INDEKSMEDIA.ID – Songket merupakan salah satu jenis kain tenun yang sering disebutkan sebagai “Rataunya Kain Tenun”.

Itu karena songket memiliki keindahan dan kemewahan atas tenunannya yang dibuat melalui benang emas maupun perak yang terkesan gemerlap.

Salah satu nagari di ranah Minang yang merupakan penghasil songket adalah nagari Pandai Sikek. Pandai Sikek merupakan nagari yang sangat terkenal di Sumatera Barat dan nasional sebagai sentra utama kain tenun khas Minangkabau.

Hasil tenunan kain songket Pandai Sikek dijual keluar daerah bahkan luar Provinsi Sumatera Barat. Keterampilan pembuatan songket Pandai Sikek sampai saat ini masih dimiliki oleh masyarakatnya.

Keahlian (keterampilan) menenun songket di Nagari Pandai Sikek pada umumnya diperoleh secara turun temurun dalam keluarga.

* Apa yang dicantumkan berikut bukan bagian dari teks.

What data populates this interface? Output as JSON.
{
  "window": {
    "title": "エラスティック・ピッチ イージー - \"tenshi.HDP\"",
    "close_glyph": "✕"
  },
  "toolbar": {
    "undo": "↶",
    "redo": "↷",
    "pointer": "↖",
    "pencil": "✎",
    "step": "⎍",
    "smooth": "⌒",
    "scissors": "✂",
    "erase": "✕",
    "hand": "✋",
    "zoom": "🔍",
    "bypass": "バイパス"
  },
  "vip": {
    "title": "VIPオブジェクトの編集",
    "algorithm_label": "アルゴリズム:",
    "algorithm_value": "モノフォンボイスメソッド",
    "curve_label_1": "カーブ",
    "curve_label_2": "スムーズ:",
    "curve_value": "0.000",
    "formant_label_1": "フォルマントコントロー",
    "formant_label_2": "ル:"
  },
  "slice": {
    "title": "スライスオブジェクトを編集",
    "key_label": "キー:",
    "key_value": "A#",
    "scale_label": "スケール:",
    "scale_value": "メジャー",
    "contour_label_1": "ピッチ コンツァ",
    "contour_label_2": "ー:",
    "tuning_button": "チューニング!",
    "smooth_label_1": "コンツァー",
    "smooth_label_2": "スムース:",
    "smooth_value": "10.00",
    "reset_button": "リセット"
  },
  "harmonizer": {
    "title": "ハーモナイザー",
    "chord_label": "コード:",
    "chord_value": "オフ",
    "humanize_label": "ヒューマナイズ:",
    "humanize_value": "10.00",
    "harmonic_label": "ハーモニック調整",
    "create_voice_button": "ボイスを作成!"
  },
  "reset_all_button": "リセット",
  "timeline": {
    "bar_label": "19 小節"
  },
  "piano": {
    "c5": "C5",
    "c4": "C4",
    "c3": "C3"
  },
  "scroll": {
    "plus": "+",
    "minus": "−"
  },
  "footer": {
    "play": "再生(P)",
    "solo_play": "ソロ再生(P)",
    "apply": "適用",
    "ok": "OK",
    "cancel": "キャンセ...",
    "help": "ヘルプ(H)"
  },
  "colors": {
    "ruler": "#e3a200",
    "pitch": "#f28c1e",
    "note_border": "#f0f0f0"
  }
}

Dari umur sekitar tujuh sampai delapan tahun khususnya para perempuan sudah mulai belajar menenun songket.

Ciri khas tenunan songket dari Sumatera Barat ialah menggunakan benang emas dan perak dalam menenun kain sutera sehingga menghasilkan kain yang mewah, karena di daerah ini banyak terdapat emas.

Sebenarnya informasi mengenai seni kerajinan menenun songket di Sumatera Barat sebelum pertengahan abad XVII sulit ditemukan, akan tetapi dapat dipastikan bahwa kerajinan menenun adalah jauh sebelumnya, seperti terlihat dalam laporan tahun 1665 yang menyebutkan bahwa kapas ditanam di Inderapura, Bandar Sepuluh (yaitu daerah pesisir antara Painan dan Indrapura), dan sungai Pagu, semuanya di sebelah selatan Kota Padang.

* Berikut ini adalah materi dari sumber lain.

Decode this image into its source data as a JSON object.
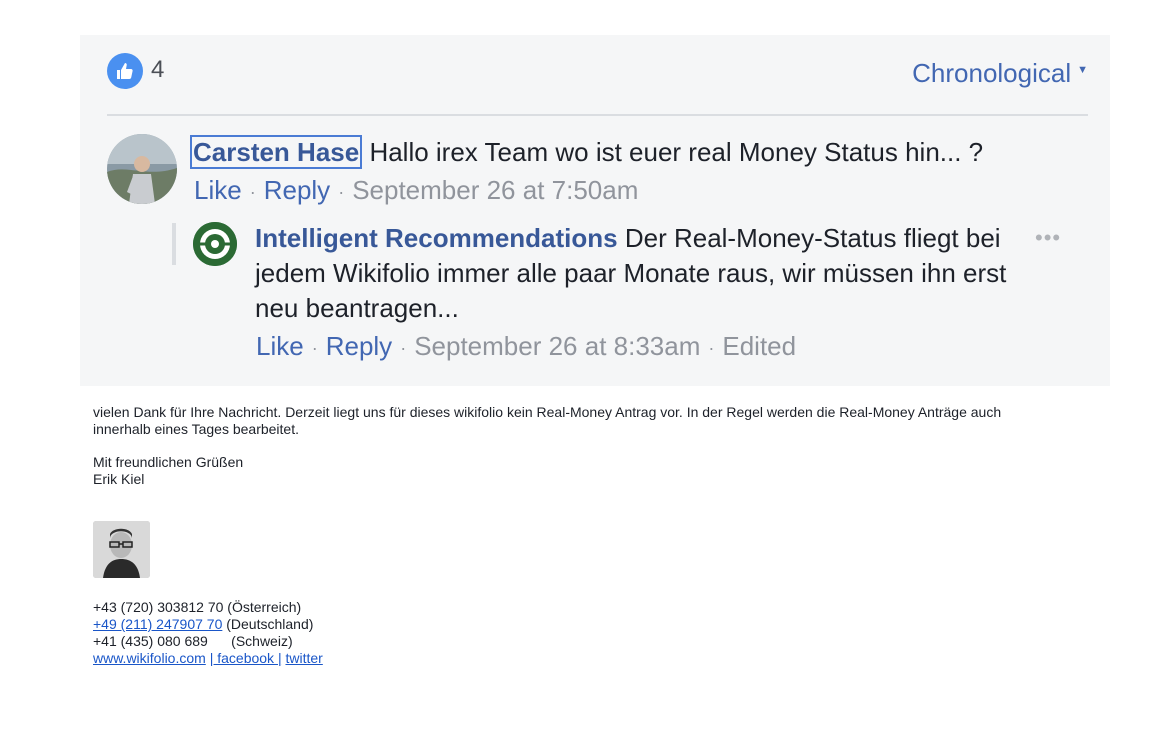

Kerajinan tenun terus berkembang sampai ditindasnya kaum Paderi oleh Belanda dalam tahun 1837. Pada tahun 1827 seorang kolonel Belanda melaporkan bahwa industri tekstil berkembang di dataran tinggi Sumatera Barat.

Kerajinan tenun di Sumatera Barat menurun dengan dratis sesudah tahun 1837. Penindasan Belanda terhadap kaum Paderi memungkinkan mereka melakukan pengawasan politik dan ekonomi terhadap Sumatera Barat secara menyeluruh.

Pemerintah kolonial Belanda seperti VOC -kongsi dagang Belanda-berusaha menjual barang-barang dari kapas, dan bukan kapas mentah kepada orang Minangkabau.

Hal ini dapat dimengerti karena mereka ingin hasil-hasil dari ranah Minangkabau, terutama kopi, sesudah peralihan abad XIX. Hal ini terlihat dari angka-angka berikut, pada tahun 1836-1845 rata-rata impor tahunan barang-barang katun ke Sumatera Barat melalui Padang meningkat sampai 250 persen nilai-nilai tahun 1820-1829, sedangkan impor kapas mentah untuk periode yang sama tenun sepertiganya atau 75 persen.

Keadaan industri tekstil Sumatera Barat agaknya telah memburuk sesudah pertengahan abad XIX.

Ketika sebelum Perang Paderi penduduk dataran tinggi dapat memperoleh kapas dan benang melalui sungai-sungai di sebelah timur yang menuju ke pantai timur Sumatera dan menghubungkan dataran tinggi itu dengan Singapura dan Penang.

Maka selama berlangsungnya perang, Belanda berusaha menutup jalur ini untuk mengalihkan arus barang-barang ke Padang di pantai barat.

Jalur timur ini akhirnya jatuh ke bawah kekuasaan Belanda pada pertengahan abad XIX. Hal ini berakibat menimbulkan kerusakan fatal pada industri tekstil di Sumatera Barat.

Keberlangsungan dari kerajinan tenun songket Pandai Sikek ini terwujud dikarenakan adanya proses pewarisan yang terus berlangsung.

Pewarisan sebut dilakukan hanya dalam satu garis keturunan, seperti pewarisan yang dilakukan seorang seorang nenek kepada cucunya, seorang ibu kepada anak gadisnya demikian seterusnya.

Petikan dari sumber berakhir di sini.